White House senior adviser David Axelrod said later that Senate Minority Whip Jon Kyl, who has rejected Obama’s overtures to gain the Arizona Republican’s support for passing the Strategic Arms Reduction Treaty in the lame-duck Congress, didn’t draw a line in the sand on the issue during the meeting. “I’m not sure that Sen. Kyl, at the end of the day, isn’t going to support the START treaty. I didn’t hear that. He was in that room today. I didn’t hear that today,” Axelrod said on MSNBC’s “Hardball.”

Republican aides pushed back on the idea that their party leaders were softening their stance when it comes to advancing their agenda. “What a ridiculous assertion,” one GOP leadership aide said.

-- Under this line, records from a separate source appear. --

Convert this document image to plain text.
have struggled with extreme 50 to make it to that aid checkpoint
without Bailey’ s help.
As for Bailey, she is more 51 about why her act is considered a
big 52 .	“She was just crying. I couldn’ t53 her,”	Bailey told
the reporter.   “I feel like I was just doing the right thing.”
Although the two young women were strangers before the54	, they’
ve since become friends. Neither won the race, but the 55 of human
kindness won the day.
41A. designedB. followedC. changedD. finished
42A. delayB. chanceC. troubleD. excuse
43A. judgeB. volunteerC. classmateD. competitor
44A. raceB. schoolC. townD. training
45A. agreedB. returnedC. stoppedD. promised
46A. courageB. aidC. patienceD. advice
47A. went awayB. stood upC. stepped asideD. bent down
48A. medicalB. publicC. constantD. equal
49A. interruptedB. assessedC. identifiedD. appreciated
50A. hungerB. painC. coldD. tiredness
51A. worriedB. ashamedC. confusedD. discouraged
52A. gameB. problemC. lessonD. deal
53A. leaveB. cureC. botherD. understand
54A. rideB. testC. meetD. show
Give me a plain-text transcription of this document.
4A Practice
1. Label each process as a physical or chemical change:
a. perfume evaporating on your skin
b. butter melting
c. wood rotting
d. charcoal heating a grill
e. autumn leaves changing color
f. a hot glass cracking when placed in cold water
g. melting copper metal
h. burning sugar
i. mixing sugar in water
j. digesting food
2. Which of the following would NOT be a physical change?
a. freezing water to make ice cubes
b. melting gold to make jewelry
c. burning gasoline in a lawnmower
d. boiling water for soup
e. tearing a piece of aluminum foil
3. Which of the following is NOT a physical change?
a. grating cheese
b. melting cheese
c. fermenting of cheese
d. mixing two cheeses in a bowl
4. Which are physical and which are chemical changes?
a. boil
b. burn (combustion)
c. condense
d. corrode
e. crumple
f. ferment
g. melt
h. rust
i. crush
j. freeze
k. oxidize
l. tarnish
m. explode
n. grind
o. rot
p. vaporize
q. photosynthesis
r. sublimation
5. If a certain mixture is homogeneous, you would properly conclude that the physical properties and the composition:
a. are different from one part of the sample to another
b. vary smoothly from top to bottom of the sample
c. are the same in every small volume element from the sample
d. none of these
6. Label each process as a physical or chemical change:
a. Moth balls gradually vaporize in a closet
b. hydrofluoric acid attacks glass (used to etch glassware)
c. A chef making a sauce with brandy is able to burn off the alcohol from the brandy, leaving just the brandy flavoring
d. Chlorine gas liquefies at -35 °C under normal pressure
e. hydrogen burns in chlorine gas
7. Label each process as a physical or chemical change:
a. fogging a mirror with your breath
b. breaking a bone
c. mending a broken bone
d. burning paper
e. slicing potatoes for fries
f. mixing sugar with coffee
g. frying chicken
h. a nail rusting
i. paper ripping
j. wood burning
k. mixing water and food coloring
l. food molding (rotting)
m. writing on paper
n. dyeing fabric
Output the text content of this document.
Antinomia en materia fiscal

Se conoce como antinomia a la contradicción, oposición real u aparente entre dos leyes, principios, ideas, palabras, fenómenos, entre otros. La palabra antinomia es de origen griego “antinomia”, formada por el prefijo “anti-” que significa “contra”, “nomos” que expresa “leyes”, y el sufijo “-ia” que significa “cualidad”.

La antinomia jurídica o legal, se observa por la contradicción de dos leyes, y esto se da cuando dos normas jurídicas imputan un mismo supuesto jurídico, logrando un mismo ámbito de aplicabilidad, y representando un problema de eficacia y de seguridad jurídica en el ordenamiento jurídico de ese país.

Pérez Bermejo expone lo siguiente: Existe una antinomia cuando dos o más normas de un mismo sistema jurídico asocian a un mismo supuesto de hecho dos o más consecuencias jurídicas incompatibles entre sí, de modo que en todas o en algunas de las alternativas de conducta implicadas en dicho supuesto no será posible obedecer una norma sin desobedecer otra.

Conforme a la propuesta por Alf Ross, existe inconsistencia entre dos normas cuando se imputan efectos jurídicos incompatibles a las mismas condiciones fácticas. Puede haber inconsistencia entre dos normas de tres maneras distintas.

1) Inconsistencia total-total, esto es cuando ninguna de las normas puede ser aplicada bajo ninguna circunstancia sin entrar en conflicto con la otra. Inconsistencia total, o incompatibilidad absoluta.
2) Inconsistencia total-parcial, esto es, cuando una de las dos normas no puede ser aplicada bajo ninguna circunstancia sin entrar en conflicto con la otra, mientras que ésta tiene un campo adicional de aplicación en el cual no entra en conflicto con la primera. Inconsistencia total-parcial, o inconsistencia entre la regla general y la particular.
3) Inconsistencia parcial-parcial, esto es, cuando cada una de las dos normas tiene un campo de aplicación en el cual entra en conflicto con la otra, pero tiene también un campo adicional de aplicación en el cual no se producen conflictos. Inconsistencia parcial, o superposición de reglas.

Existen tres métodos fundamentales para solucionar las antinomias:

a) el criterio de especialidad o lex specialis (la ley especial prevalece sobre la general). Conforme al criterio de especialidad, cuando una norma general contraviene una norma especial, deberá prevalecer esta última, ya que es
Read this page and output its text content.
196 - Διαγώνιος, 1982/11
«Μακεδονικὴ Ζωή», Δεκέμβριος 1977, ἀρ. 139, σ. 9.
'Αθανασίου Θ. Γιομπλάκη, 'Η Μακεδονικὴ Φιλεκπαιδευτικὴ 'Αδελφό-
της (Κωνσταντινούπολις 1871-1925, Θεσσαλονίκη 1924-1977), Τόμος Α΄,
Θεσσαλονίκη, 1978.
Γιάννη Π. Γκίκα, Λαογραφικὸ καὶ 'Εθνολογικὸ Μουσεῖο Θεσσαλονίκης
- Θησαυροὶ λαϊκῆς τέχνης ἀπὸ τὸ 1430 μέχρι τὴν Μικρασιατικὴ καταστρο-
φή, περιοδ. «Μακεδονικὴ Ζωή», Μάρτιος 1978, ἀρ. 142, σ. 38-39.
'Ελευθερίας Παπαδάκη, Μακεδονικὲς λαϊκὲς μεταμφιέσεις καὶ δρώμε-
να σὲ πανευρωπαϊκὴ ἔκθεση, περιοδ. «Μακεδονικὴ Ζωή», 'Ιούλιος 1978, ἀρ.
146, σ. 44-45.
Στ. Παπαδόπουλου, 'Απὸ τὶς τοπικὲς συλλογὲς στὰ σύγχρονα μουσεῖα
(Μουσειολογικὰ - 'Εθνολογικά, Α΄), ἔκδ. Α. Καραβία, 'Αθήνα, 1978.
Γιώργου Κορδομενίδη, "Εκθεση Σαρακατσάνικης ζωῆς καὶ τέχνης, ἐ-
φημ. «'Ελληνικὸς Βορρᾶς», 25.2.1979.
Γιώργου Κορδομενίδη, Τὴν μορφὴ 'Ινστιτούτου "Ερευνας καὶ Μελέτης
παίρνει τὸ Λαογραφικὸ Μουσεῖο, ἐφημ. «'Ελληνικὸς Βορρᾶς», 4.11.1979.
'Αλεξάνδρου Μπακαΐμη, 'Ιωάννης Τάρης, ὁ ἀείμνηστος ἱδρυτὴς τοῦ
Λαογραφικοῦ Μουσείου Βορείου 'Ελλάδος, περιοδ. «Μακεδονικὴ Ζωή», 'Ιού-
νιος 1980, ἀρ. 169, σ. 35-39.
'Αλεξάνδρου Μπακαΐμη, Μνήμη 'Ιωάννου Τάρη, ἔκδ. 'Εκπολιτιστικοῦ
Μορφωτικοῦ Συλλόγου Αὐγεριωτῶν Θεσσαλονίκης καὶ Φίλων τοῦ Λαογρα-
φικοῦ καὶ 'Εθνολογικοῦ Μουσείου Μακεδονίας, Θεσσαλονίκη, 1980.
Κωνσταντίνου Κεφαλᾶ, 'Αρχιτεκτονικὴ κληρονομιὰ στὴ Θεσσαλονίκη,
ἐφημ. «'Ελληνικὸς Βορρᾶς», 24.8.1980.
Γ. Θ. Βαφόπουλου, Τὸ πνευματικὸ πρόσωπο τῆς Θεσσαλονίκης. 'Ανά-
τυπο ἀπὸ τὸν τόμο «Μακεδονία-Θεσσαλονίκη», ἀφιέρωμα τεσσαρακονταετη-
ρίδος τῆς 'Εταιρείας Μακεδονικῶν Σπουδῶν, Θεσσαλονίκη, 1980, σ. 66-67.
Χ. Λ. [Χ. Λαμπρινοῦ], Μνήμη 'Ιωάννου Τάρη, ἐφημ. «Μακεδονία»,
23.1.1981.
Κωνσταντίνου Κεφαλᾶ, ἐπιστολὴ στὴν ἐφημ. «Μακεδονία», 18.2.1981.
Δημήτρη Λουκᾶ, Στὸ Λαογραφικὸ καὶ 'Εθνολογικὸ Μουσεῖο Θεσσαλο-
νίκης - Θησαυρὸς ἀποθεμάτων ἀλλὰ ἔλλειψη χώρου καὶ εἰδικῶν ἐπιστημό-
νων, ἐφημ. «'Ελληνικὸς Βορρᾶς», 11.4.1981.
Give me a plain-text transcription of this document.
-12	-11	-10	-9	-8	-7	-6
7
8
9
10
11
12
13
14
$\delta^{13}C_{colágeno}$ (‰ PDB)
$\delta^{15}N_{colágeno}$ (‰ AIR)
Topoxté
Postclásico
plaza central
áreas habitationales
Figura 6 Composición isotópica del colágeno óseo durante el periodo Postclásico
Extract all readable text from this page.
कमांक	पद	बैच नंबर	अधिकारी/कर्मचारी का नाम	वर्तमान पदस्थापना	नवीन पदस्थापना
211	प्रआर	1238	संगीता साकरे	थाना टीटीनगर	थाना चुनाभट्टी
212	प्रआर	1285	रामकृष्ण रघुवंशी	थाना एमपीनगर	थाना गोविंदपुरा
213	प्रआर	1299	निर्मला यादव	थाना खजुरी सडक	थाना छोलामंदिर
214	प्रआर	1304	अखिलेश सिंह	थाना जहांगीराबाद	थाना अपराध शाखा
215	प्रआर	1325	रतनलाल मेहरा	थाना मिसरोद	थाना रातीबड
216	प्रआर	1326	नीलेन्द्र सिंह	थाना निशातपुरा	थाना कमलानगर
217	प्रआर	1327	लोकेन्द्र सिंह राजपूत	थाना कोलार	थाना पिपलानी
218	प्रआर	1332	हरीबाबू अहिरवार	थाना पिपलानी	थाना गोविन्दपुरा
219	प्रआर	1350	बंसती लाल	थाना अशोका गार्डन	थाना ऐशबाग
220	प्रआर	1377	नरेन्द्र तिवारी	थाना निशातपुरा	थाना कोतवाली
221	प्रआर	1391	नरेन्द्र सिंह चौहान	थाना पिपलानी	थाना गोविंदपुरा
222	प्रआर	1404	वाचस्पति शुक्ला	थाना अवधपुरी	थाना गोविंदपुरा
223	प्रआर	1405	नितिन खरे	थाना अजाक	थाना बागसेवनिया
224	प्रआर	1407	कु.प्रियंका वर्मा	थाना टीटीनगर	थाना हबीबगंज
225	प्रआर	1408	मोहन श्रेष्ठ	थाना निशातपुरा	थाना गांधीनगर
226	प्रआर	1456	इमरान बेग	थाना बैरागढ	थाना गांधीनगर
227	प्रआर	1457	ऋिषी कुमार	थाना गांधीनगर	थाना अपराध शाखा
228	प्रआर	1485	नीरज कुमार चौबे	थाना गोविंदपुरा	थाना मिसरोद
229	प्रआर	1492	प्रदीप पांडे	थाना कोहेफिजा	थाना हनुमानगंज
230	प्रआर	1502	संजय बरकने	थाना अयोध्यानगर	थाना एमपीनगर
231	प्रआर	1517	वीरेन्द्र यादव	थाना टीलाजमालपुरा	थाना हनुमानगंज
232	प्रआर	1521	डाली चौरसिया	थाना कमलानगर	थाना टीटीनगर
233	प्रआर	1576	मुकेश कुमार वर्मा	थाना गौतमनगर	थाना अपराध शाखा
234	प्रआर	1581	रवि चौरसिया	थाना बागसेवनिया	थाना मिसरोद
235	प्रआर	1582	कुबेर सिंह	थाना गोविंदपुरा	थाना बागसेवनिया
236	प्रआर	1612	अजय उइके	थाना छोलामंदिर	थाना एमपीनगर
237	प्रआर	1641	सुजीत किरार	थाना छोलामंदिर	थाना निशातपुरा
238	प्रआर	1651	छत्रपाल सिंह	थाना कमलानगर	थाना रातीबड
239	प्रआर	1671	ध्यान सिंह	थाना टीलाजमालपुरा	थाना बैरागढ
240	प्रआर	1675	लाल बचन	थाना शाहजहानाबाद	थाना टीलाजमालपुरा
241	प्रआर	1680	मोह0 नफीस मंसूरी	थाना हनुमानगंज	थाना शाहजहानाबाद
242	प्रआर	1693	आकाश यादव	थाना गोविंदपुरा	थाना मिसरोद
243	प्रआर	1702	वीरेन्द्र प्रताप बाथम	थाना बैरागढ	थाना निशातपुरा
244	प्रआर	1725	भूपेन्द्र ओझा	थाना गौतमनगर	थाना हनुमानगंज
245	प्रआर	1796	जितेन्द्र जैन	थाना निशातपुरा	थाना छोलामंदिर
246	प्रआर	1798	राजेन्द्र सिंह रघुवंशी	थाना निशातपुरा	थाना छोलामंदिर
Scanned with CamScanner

“We’re taking control of the House in January and our numbers improved in the Senate. The meeting, from what I understand, was a realization by the president and Congressional Democrats that they can no longer ram things through Congress and down the throats of the American people,” this aide said.

Michael Steel, spokesman for Speaker-designate John Boehner (R-Ohio), also rejected the idea that GOP leaders conveyed to Obama that they will be more than the “party of no.”

“Republican leaders did not ‘signal that they will do more than say no to things.’ They would not, since we have always offered better solutions, rooted in our principles, on every major issue,” Steel said.